A colônia existiu durante pouco mais de um ano. Os belgas a abandonaram, permanecendo nela apenas o contratante: Ludgero José Nellis (LAMEGO, Alberto Ribeiro Lamego. A terra goitacá tomo V. Niterói: Diário Oficial, 1942).

Pedra Lisa. Foto do autor

Outra tentativa de instalar uma colônia agrícola com franceses foi tentada em Valão dos Veados, em São Fidélis. Em mapa de 1854, que atualizava as alterações feitas a partir da carta de 1846, formulada por ordem de Aureliano de Souza e Oliveira Coutinho, então presidente da Província do Rio de Janeiro, aparece pela primeira vez, junto ao rio Dois Rios, a colônia Valão dos Veados. Não há a informação se se trata de um córrego, de uma fazenda ou de um povoado. 
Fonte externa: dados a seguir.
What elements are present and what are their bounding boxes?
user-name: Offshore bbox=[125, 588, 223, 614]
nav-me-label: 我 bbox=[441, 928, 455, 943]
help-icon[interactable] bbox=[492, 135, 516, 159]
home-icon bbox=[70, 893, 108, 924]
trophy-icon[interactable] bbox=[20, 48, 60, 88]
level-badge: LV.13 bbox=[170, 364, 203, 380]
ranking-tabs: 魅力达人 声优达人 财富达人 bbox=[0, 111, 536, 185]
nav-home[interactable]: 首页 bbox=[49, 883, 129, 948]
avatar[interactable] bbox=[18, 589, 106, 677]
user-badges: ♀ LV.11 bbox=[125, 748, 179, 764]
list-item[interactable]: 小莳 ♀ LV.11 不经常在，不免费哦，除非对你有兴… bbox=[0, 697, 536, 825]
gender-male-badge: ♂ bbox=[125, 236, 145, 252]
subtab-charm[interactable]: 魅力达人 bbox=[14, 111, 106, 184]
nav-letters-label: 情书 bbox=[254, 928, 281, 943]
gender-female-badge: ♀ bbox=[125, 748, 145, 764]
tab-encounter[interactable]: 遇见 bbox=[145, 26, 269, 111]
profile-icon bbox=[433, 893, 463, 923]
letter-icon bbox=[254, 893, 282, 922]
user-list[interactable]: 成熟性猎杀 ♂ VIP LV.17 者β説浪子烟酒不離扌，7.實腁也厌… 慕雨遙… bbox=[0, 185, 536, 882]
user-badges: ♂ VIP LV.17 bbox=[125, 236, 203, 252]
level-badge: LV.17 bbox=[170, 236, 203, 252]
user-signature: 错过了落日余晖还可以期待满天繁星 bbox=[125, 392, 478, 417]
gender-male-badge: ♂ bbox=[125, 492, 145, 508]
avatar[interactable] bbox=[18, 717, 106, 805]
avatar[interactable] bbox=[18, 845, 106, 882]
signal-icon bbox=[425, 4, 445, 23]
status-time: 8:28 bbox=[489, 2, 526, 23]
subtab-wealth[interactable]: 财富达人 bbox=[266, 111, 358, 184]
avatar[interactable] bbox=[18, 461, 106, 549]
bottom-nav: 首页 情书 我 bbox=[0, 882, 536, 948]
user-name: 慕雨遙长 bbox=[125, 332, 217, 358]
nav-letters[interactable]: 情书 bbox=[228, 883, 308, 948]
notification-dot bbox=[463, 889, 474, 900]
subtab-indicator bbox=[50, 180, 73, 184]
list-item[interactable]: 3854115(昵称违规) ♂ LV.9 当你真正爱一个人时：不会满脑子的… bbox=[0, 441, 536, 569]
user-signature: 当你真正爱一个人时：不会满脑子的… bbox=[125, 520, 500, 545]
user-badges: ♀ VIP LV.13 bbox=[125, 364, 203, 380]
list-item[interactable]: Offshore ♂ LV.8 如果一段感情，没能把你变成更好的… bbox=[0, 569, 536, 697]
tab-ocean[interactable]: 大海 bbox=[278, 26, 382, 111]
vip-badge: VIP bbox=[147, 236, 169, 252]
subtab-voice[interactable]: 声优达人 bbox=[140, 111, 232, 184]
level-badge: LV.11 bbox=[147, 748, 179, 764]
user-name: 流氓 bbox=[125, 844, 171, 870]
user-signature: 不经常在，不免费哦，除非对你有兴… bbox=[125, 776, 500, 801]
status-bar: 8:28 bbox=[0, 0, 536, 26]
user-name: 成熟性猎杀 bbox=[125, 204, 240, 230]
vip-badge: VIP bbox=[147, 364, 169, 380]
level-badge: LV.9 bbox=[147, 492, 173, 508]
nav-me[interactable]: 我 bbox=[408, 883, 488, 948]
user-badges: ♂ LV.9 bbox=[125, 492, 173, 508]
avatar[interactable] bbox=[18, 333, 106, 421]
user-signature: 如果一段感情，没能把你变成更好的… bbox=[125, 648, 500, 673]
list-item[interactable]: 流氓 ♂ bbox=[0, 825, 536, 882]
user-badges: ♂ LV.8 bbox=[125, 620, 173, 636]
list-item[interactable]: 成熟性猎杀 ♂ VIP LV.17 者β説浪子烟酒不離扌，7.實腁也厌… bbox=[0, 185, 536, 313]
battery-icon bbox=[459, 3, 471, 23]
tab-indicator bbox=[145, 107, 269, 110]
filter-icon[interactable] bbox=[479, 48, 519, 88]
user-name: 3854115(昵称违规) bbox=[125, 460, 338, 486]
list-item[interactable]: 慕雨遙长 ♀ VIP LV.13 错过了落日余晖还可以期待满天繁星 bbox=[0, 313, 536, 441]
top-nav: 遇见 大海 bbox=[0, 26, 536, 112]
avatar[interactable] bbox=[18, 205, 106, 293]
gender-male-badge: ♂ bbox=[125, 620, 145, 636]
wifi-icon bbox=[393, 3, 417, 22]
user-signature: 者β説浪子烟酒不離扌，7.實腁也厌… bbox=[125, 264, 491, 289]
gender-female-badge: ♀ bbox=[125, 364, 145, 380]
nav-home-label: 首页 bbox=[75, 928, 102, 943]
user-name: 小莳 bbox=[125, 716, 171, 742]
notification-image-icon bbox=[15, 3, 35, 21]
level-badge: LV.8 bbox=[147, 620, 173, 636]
Planta da direção do canal de Campos a Macaé de 1846, por ordem do Presidente de Província Aureliano de Souza e Oliveira Coutinho, com atualização de 1854  

Maria Isabel de Jesus Chrysostomo informa que cerca de 160 documentos relativos a essa colônia foram descobertos no Fundo Valão dos Veados, depositado na Biblioteca Nacional do Rio de Janeiro e publicado em relatório do Presidente da Província do Rio de Janeiro para os anos de 1835 a 1871. O empresário Eugênio Aprígio da Veiga assinou, em 1845, um contrato com o governo imperial brasileiro para importar e instalar colonos europeus na fazenda Valão dos Veados, na freguesia de São Fidélis, Termo de Campos. Estudos têm mostrado que a pressão cada vez maior contra o tráfico atlântico de africanos como escravos levou os traficantes ou para o tráfico ilegal ou para a criação de colônias com trabalhadores europeus e orientais, sempre oferecendo condições melhores que aquelas em que viviam os futuros migrantes em suas pátrias. Em relatório da Sociedade da Colônia Agrária Vallão dos Veados, de 1853, informa-se que havia nela 62 brasileiros, 178 portugueses, 33 franceses, 13 belgas, 7 alemães, 5 espanhóis e 2 italianos. A área da colônia é irrigada principalmente pelo rio Dois Rios, outrora denominado rio de Gentio e mais tarde também rio Grande. Era toda recoberta pela Mata Atlântica no seu aspecto estacional semidecidual. Dessa mata, vieram a lenha e a madeira para os colonos. Produzia-se cana, café, mandioca, milho, feijão, arroz, além da criação de porcos para subsistência.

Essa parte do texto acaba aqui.